Co-directed by Bruce Jackson, SUNY Distinguished Professor and James Agee Professor of American Culture, and SUNY Distinguished Professor David Felder, Birge-Cary Professor of Music, the CAI is itself a work of art with a carefully conceived and developed outline that ultimately will be shaded and filled in with selections from an initial round of residency applications from university members and arts organizations that will determine the first wave of participating artists.
“No one has done anything like this before. I’m very excited with the opportunities presented by inviting established artists to UB on a regular basis, working here, utilizing our facilities and spending time with our students,” Jackson says. “We want to work more closely with the people at the center of arts activity in our community and involve our students more closely with them.”
“UB has a history of bringing artists and scholars to campus that is so important,” Felder says. “But we’re talking about something more sustained and much wider in its circulation by inviting artists to stay here after a performance or exhibition, to work and meet with students over the course of a few days, a whole week or maybe an entire semester.”
Through this broadened approach, Jackson and Felder say the CAI will encourage students to experience creative life on campus and in the community, connecting a new generation to the arts and positioning UB as a leader in the arts and arts education.
“We’ll have people of demonstrable world-class import at UB, interacting with our students on a human-to-human level,” says Felder. “Lives can be changed by that kind of contact.”
Jackson and Felder say the first round of applications for visiting artists will be considered this spring.
“We’ll be evaluating these requests for proposals just as a university press evaluates a manuscript before making a decision about publishing,” Jackson says. “We’ll involve our board and will be asking people in various academic departments for their input as well.”
For this year, Jackson and Felder will consider a number of visiting artists, many of which could become part of Arts One, a new UB class beginning in the spring 2016 semester.
Arts One is designed to give undergraduate students in all disciplines access to arts events and artists, increasing visibility for the arts and acting as an innovative bridge reaching out from the university to connect students with local venues.
“This course is deliberately designed to put students in direct contact with artists and arts organizations in a very topical way,” Felder says. “Each semester will be very different based on what’s happening in Western New York.”
The course’s “fluid classroom” can conceivably flow throughout the community, connecting students directly to the creative arts and performance and exhibition spaces, while providing opportunities for students to hear directly from artists and arts leaders featured at or hosting specific events.
“The idea is to expose students to a wide range of artistic performance and creative activity in a way that doesn’t currently exist,” Jackson says. “Students might, for example, attend a reading by a visiting poet. Or we might invite the poet to discuss the process of writing a poem or poetry in general.

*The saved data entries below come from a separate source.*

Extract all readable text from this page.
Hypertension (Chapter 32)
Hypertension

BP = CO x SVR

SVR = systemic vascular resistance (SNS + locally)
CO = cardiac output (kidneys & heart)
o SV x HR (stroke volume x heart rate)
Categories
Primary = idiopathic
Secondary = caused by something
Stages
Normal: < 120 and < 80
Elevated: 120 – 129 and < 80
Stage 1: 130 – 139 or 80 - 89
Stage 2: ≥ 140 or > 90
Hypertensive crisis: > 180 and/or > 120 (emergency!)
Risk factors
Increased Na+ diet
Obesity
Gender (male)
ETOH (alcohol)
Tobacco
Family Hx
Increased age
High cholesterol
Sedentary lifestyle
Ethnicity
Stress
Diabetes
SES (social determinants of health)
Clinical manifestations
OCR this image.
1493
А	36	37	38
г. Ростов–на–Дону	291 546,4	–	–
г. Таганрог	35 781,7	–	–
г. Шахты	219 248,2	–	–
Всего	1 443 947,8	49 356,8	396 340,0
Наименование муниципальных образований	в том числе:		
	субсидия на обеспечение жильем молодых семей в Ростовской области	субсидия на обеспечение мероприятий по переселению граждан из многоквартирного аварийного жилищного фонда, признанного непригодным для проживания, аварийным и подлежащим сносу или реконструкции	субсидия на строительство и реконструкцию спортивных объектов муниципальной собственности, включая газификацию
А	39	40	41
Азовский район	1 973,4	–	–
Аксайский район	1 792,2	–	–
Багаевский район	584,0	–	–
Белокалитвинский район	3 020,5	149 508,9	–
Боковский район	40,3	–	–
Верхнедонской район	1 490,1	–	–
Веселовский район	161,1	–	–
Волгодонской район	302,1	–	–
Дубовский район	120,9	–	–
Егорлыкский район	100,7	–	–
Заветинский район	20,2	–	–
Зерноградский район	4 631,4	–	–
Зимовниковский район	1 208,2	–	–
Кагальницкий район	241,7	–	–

It could just as easily involve drama, fiction or dance.”
Arts One will be based in two departments.
The English department will offer a section of the class in the fall semester with Jackson after the spring semester’s music department offering overseen by Felder.
“Bringing great artists to the university and having them interact with students and community members opens all kinds of creative possibilities,” Felder says. “The arts, like all spiritual pursuits, fills a part of the soul that is deeply important to our humanity.”